Quickstart Guide#
Installation#
obsarray is installable via pip.
pip install obsarray
Dependencies#
obsarray is an extension to xarray to support defining, storing and interfacing with measurement data. It is designed to work well with netCDF files, using the netcdf4 library.
The pip installation will also automatically install any dependencies.
Example Usage#
First we build an example dataset that represents a time series of temperatures (for more on how do this see the xarray documentation).
In [1]: import numpy as np
In [2]: import xarray as xr
In [3]: import obsarray
# build an xarray to represents a time series of temperatures
In [4]: temps = np.array([20.2, 21.1, 20.8])
In [5]: times = np.array([0, 30, 60])
In [6]: ds = xr.Dataset(
...: {"temperature": (["time"], temps, {"units": "degC"})},
...: coords = {"time": (["time"], times, {"units": "s"})}
...: )
...:
Uncertainty and error-covariance information for observation variables can be defined using the dataset’s unc
accessor, which is provided by obsarray.
# add random component uncertainty
In [7]: ds.unc["temperature"]["u_r_temperature"] = (
...: ["time"],
...: np.array([0.5, 0.5, 0.6]),
...: {"err_corr": [{"dim": "time", "form": "random"}]}
...: )
...:
# add systematic component uncertainty
In [8]: ds.unc["temperature"]["u_s_temperature"] = (
...: ["time"],
...: np.array([0.3, 0.3, 0.3]),
...: {"err_corr": [{"dim": "time", "form": "systematic"}]}
...: )
...:
Dataset structures can be defined separately using obsarray’s templating functionality. This is helpful for processing chains where you want to write files to a defined format.
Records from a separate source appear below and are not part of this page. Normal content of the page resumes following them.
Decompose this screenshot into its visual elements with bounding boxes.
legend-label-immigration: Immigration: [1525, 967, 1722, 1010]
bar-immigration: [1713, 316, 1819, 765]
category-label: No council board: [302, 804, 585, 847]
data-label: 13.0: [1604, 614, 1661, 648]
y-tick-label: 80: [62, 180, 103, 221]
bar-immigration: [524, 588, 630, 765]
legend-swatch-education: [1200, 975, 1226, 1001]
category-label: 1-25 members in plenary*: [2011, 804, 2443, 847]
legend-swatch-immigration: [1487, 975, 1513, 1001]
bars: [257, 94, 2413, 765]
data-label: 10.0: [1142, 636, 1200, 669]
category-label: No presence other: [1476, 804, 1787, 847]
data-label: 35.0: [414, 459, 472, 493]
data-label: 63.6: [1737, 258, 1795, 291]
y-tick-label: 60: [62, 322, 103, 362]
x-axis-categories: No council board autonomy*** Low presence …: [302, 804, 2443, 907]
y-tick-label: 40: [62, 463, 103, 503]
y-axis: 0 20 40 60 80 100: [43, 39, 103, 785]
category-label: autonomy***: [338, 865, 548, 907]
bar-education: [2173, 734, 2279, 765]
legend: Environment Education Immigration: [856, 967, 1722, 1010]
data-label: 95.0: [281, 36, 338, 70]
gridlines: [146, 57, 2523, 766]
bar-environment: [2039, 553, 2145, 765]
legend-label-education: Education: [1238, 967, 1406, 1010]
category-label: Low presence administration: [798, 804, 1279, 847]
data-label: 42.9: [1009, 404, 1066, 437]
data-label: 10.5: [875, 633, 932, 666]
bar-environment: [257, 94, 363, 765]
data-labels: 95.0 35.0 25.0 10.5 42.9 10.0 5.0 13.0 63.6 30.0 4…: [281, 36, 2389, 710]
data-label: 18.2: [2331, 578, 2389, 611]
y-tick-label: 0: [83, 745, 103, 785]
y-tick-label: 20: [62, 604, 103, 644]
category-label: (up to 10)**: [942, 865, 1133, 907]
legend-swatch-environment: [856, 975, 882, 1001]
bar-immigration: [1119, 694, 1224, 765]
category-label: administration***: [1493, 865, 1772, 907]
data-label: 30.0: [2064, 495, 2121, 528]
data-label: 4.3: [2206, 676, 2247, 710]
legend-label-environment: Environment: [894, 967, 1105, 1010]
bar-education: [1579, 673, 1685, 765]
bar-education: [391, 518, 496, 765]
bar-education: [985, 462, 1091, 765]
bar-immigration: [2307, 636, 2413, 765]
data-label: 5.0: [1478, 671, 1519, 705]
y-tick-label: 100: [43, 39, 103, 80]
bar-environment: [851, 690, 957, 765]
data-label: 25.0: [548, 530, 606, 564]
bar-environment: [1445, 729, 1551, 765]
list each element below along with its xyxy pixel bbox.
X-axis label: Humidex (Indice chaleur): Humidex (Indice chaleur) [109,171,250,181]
The defined uncertainty information then can be interfaced with, for example:
# get total combined uncertainty of all components
In [9]: ds.unc["temperature"].total_unc()
Out[9]:
<xarray.DataArray (time: 3)> Size: 24B
array([0.58309519, 0.58309519, 0.67082039])
Coordinates:
* time (time) int64 24B 0 30 60
# get total error-covariance matrix for all components
In [10]: ds.unc["temperature"].total_err_cov_matrix()
Out[10]:
<xarray.DataArray (time: 3)> Size: 72B
array([[0.34, 0.09, 0.09],
[0.09, 0.34, 0.09],
[0.09, 0.09, 0.45]])
Dimensions without coordinates: time, time
This information is preserved in metadata when written to netCDF files
Similarly, data flags can be defined using the dataset’s flag
accessor, which again is provided by obsarray. These flags are defined following the CF Convention metadata standard.
A flag variable can be created to store data for a set of flags with defined meanings
In [11]: ds.flag["quality_flags"] = (
....: ["time"],
....: {"flag_meanings": ["dubious", "invalid", "saturated"]}
....: )
....:
In [12]: print(ds.flag)
<FlagAccessor>
Dataset Flags:
* <FlagVariable>
FlagVariable: 'quality_flags'
['dubious', 'invalid', 'saturated']
These flag meanings can be indexed, to get and set their value
In [13]: print(ds.flag["quality_flags"]["dubious"].value)
<xarray.DataArray (time: 3)> Size: 3B
array([False, False, False])
Dimensions without coordinates: time
In [14]: ds.flag["quality_flags"]["dubious"][0] = True
In [15]: print(ds.flag["quality_flags"]["dubious"].value)
<xarray.DataArray (time: 3)> Size: 3B
array([ True, False, False])
Dimensions without coordinates: time